Inizia nel migliore dei modi il match per Jannik, che trova un break immediato e vola sul 3-0, tenendo due volte il servizio. Djokovic reagisce e vince il suo primo gioco, ma il servizio di Sinner lo mette in grossa difficoltà: break a zero e 5-2. L’azzurro chiude poi i giochi, in 38′, sul punteggio di 6-3, con ben sei ace, ottime palle corte e grandi risposte sul servizio del serbo.

Nel secondo set, arriva la reazione di Djokovic. Il serbo trova il break che lo porta sul 3-1, poi allunga: due palle-break annullate e 5-2. Sinner resiste, ma Nole chiude il set sul 6-3 con due ace e pareggia i giochi. Nel terzo parziale assistiamo a un Sinner più contratto, che tenta la fuga e viene ripreso. Il serbo chiede un intervento medico per un mal di stomaco, ma riesce a rispondere colpo su colpo e riesce a costruirsi anche delle palle-break, che però non sfrutta. Sinner esce alla distanza e, questa volta, la spunta sul 6-4: triplo set point sul servizio del rivale, sfruttato nel secondo tentativo.

Nel quarto set si ripete però il copione del secondo parziale, con Djokovic molto più efficace nel rispondere colpo sul colpo al numero 2 del seeding. Sinner sembra ancora “scarico” fisicamente, sbaglia tanto nel primo gioco e si fa strappare il servizio. Nole ottiene e mantiene due giochi di vantaggio, annullando la possibile rimonta del rivale ai vantaggi. L’azzurro trova tanti ace, ma fatica a mantenere il vantaggio costruito in vari game e spara in rete la palla della possibile rimonta. E così è il serbo a vincere il quarto set sul 6-4.

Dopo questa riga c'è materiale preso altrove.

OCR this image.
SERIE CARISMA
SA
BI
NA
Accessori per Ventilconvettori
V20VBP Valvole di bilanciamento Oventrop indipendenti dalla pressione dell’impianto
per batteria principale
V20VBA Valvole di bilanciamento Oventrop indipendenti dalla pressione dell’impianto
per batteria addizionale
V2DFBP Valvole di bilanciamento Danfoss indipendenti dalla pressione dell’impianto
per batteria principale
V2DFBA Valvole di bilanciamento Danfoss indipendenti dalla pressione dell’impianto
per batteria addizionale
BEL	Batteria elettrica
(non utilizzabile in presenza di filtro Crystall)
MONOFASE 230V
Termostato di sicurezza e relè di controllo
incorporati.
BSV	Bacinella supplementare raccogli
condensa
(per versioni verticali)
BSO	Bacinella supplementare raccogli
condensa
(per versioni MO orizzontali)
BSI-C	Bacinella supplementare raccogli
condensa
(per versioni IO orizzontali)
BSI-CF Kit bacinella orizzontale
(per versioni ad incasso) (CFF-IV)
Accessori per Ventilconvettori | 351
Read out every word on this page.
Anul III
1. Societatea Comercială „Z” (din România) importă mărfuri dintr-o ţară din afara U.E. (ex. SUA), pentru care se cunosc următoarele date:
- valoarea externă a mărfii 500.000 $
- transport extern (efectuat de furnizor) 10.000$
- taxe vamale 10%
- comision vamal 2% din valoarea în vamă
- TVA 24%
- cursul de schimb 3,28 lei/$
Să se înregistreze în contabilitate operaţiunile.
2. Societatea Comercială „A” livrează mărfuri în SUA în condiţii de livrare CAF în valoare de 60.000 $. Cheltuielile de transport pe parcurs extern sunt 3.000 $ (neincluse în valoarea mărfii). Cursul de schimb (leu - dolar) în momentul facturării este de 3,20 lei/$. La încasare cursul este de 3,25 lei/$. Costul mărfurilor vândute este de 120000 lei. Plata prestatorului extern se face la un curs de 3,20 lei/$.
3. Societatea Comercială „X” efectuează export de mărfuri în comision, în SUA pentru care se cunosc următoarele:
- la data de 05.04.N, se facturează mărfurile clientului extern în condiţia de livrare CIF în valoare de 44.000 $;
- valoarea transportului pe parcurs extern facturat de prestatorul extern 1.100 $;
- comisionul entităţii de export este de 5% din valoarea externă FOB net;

La tensione sale sempre di più nel quinto set. Sinner domina e supera il 90% dei punti conquistati nei propri turni di battuta, Djokovic soffre in avvio le risposte dell’azzurro e lo rimonta due volte dal 15-40. Questa situazione di parità resiste fino al 3-3 e, nel settimo gioco, per la prima volta Jannik va in crisi sul proprio turno di battuta: il serbo rimonta e gli strappa il servizio. Djokovic va dunque sul 4-3 e compie un altro capolavoro nell’ottavo gioco: sotto 40-0, la spunta ai vantaggi e si porta sul 5-3. L’azzurro riesce poi a tenere il servizio ma, nel gioco decisivo, Jannik lotta come un leone e rimonta dal 40-15, ma cede ai vantaggi con due errori grossolani. Alla fine, quindi, la spunta il serbo dopo cinque set e 4 ore e 9 minuti di gioco, con una prestazione da autentico campione, approfittando di un Sinner non al 100% e sulle gambe nel finale. Djokovic conquista la 38ª finale negli slam (primatista assoluto), col sogno di centrare il 25° Slam e superare Margaret Court per vittorie nei tornei più importanti del circuito.

In finale, Djokovic affronterà Carlos Alcaraz che, dopo aver superato crampi e dolori muscolari, ha battuto Sascha Zverev al quinto set, rimontando nel finale e chiudendo con il punteggio di 6-4 7-6 (5) 6-7 (3) 6-7 (4) 7-5, dopo una battaglia di oltre cinque ore.